Che poi un giorno qualcuno riuscirà a spiegare, senza intoppi, come abbia fatto il linguaggio dei "bomberoni" a diventare uno dei principali riferimenti per decodificare, decifrare e leggere di conseguenza le prestazioni di uno o l'altro giocatore, segnandone il futuro e il destino.
Andrebbe spiegato, sì, ma soprattutto compreso perché un Paese calciofilo e (nella pratica) religiosamente calcistico riesca troppo spesso a mettere da parte la propria conoscenza del calcio in favore di una più facile e rapida gogna mediatica "da social", celata da un umorismo che, a quanto pare, pur scontato fa ancora presa. Il perché, si ripete, non è dato saperlo.
Bisognerebbe conoscerlo il calcio, prima di discuterne, direbbe qualcuno: ma persino l'italiano-medio, che il calcio lo sa leggere meglio di qualsiasi altro cittadino del mondo, sarebbe capace di distinguere un buon giocatore da un giocatore normale. Figuriamoci se dotato di giusta misura e raziocinio.

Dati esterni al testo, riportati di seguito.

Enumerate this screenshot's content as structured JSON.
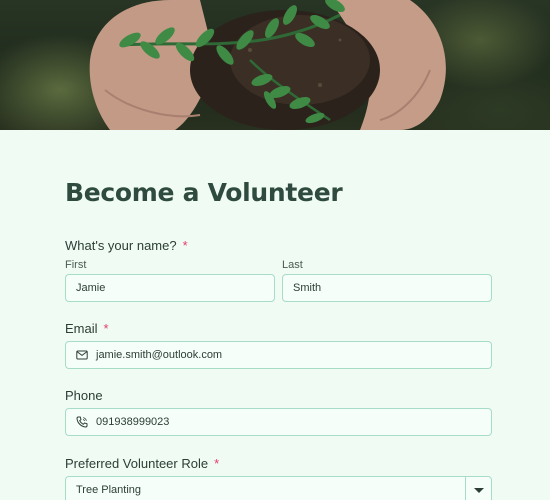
{
  "form": {
    "title": "Become a Volunteer",
    "required_marker": "*",
    "name": {
      "label": "What's your name?",
      "first_label": "First",
      "first_value": "Jamie",
      "last_label": "Last",
      "last_value": "Smith"
    },
    "email": {
      "label": "Email",
      "value": "jamie.smith@outlook.com",
      "icon": "envelope-icon"
    },
    "phone": {
      "label": "Phone",
      "value": "091938999023",
      "icon": "phone-icon"
    },
    "role": {
      "label": "Preferred Volunteer Role",
      "value": "Tree Planting",
      "icon": "chevron-down-icon"
    }
  },
  "colors": {
    "background": "#effbf3",
    "title": "#2f4a3e",
    "field_border": "#a6dcc8",
    "required": "#e63c6a"
  }
}
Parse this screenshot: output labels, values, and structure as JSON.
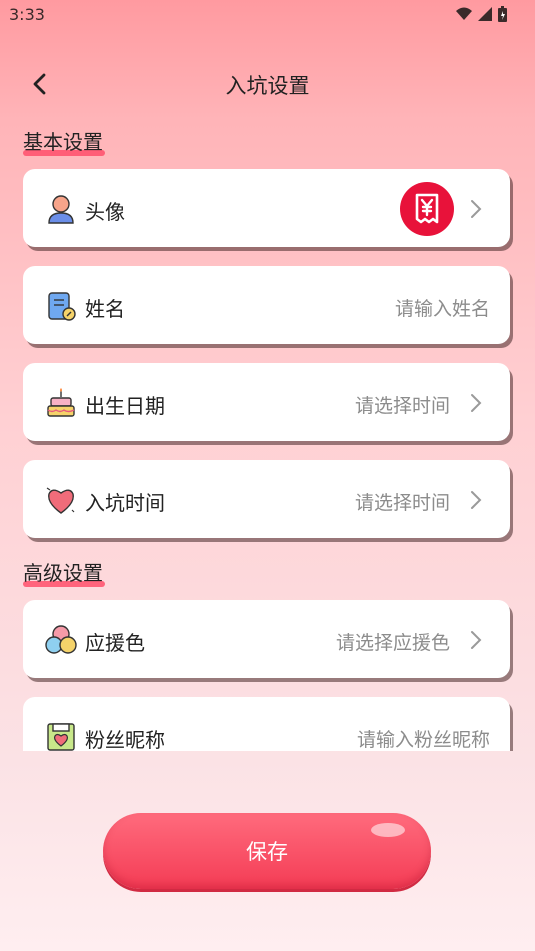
{
  "status": {
    "time": "3:33"
  },
  "header": {
    "title": "入坑设置"
  },
  "sections": {
    "basic": "基本设置",
    "advanced": "高级设置"
  },
  "rows": {
    "avatar": {
      "label": "头像"
    },
    "name": {
      "label": "姓名",
      "placeholder": "请输入姓名"
    },
    "birthday": {
      "label": "出生日期",
      "value": "请选择时间"
    },
    "join_time": {
      "label": "入坑时间",
      "value": "请选择时间"
    },
    "support_color": {
      "label": "应援色",
      "value": "请选择应援色"
    },
    "fan_nickname": {
      "label": "粉丝昵称",
      "placeholder": "请输入粉丝昵称"
    }
  },
  "save_label": "保存",
  "icons": {
    "back": "chevron-left-icon",
    "avatar_badge": "yen-receipt-icon",
    "chevron": "chevron-right-icon"
  },
  "colors": {
    "accent": "#f43c55",
    "badge": "#e8123a"
  }
}
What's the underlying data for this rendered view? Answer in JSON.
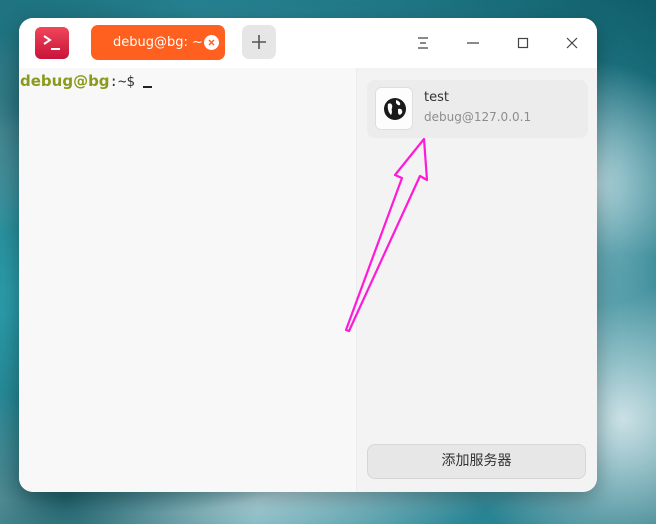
{
  "tab": {
    "label": "debug@bg: ~"
  },
  "prompt": {
    "user_host": "debug@bg",
    "separator": ":",
    "path": "~$"
  },
  "servers": [
    {
      "name": "test",
      "address": "debug@127.0.0.1"
    }
  ],
  "panel": {
    "add_server_label": "添加服务器"
  },
  "colors": {
    "tab_active": "#ff5f1f",
    "prompt_user": "#8a9a1a",
    "annotation_arrow": "#ff1ad9"
  },
  "icons": [
    "terminal-app-icon",
    "close-icon",
    "plus-icon",
    "menu-icon",
    "minimize-icon",
    "maximize-icon",
    "window-close-icon",
    "globe-icon"
  ]
}
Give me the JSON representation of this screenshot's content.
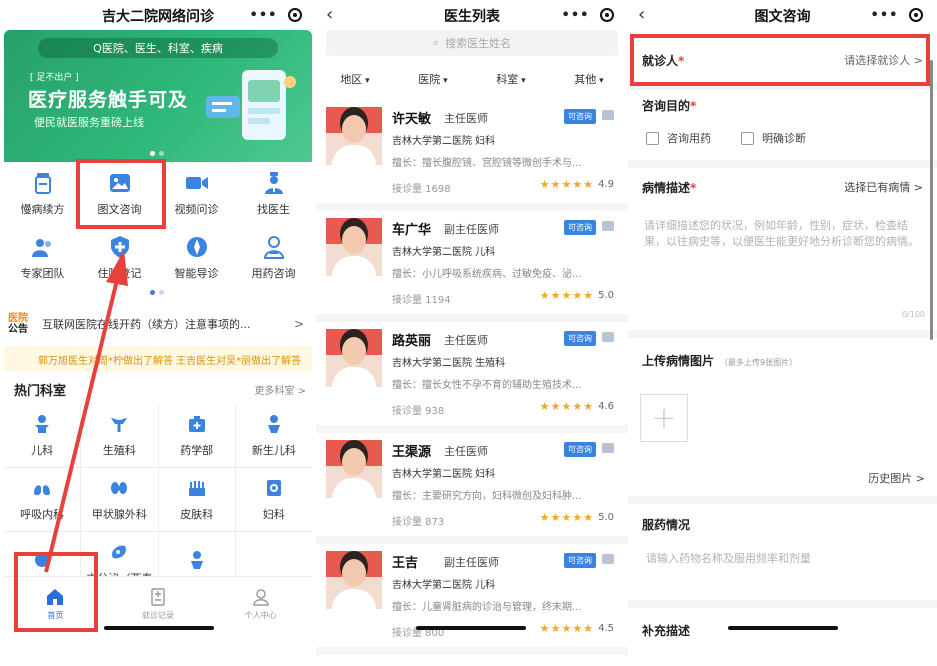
{
  "screen_home": {
    "title": "吉大二院网络问诊",
    "search_placeholder": "Q医院、医生、科室、疾病",
    "banner": {
      "tag": "[ 足不出户 ]",
      "slogan": "医疗服务触手可及",
      "subtitle": "便民就医服务重磅上线"
    },
    "services": [
      {
        "label": "慢病续方",
        "icon": "prescription-icon"
      },
      {
        "label": "图文咨询",
        "icon": "image-consult-icon"
      },
      {
        "label": "视频问诊",
        "icon": "video-icon"
      },
      {
        "label": "找医生",
        "icon": "doctor-icon"
      },
      {
        "label": "专家团队",
        "icon": "team-icon"
      },
      {
        "label": "住院登记",
        "icon": "hospital-register-icon"
      },
      {
        "label": "智能导诊",
        "icon": "smart-guide-icon"
      },
      {
        "label": "用药咨询",
        "icon": "medication-icon"
      }
    ],
    "notice": {
      "badge_top": "医院",
      "badge_bottom": "公告",
      "text": "互联网医院在线开药（续方）注意事项的...",
      "marquee": "郭万旭医生对周*柠做出了解答 王吉医生对吴*丽做出了解答"
    },
    "departments_title": "热门科室",
    "departments_more": "更多科室 >",
    "departments": [
      "儿科",
      "生殖科",
      "药学部",
      "新生儿科",
      "呼吸内科",
      "甲状腺外科",
      "皮肤科",
      "妇科",
      "",
      "内分泌（亚泰",
      "",
      ""
    ],
    "tabs": [
      {
        "label": "首页",
        "icon": "home-icon"
      },
      {
        "label": "就诊记录",
        "icon": "record-icon"
      },
      {
        "label": "个人中心",
        "icon": "user-icon"
      }
    ],
    "colors": {
      "brand_green": "#2fb77a",
      "accent_blue": "#2b6fd6",
      "highlight_red": "#e8413b"
    }
  },
  "screen_doctors": {
    "title": "医生列表",
    "search_placeholder": "搜索医生姓名",
    "filters": [
      "地区",
      "医院",
      "科室",
      "其他"
    ],
    "doctors": [
      {
        "name": "许天敏",
        "title": "主任医师",
        "badge": "可咨询",
        "hospital": "吉林大学第二医院 妇科",
        "skill": "擅长：擅长腹腔镜、宫腔镜等微创手术与...",
        "count": "接诊量 1698",
        "rating": "4.9",
        "stars": "★★★★★"
      },
      {
        "name": "车广华",
        "title": "副主任医师",
        "badge": "可咨询",
        "hospital": "吉林大学第二医院 儿科",
        "skill": "擅长：小儿呼吸系统疾病、过敏免疫、泌...",
        "count": "接诊量 1194",
        "rating": "5.0",
        "stars": "★★★★★"
      },
      {
        "name": "路英丽",
        "title": "主任医师",
        "badge": "可咨询",
        "hospital": "吉林大学第二医院 生殖科",
        "skill": "擅长：擅长女性不孕不育的辅助生殖技术...",
        "count": "接诊量 938",
        "rating": "4.6",
        "stars": "★★★★★"
      },
      {
        "name": "王渠源",
        "title": "主任医师",
        "badge": "可咨询",
        "hospital": "吉林大学第二医院 妇科",
        "skill": "擅长：主要研究方向，妇科微创及妇科肿...",
        "count": "接诊量 873",
        "rating": "5.0",
        "stars": "★★★★★"
      },
      {
        "name": "王吉",
        "title": "副主任医师",
        "badge": "可咨询",
        "hospital": "吉林大学第二医院 儿科",
        "skill": "擅长：儿童肾脏病的诊治与管理，终末期...",
        "count": "接诊量 800",
        "rating": "4.5",
        "stars": "★★★★★"
      }
    ]
  },
  "screen_consult": {
    "title": "图文咨询",
    "patient_label": "就诊人",
    "patient_value": "请选择就诊人 >",
    "purpose_label": "咨询目的",
    "purpose_options": [
      "咨询用药",
      "明确诊断"
    ],
    "condition_label": "病情描述",
    "condition_value": "选择已有病情 >",
    "condition_placeholder": "请详细描述您的状况，例如年龄，性别，症状，检查结果，以往病史等，以便医生能更好地分析诊断您的病情。",
    "counter": "0/100",
    "upload_label": "上传病情图片",
    "upload_hint": "（最多上传9张图片）",
    "upload_plus": "+",
    "history": "历史图片 >",
    "medication_label": "服药情况",
    "medication_placeholder": "请输入药物名称及服用频率和剂量",
    "supplement_label": "补充描述",
    "required_mark": "*"
  }
}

Non si riesce, per questo e altri motivi, a comprendere, insomma, come abbia fatto l'Italia a liquidare in fretta uno dei migliori portieri del suo tempo, senza voltarsi e riconoscere che sì, ci sono stati colleghi più forti, ma che Samir Handanovic non è mai stato "la sedia" (per citare una delle etichette conferitagli dai "bomberoni" di tutto il Paese) che è stata raccontata.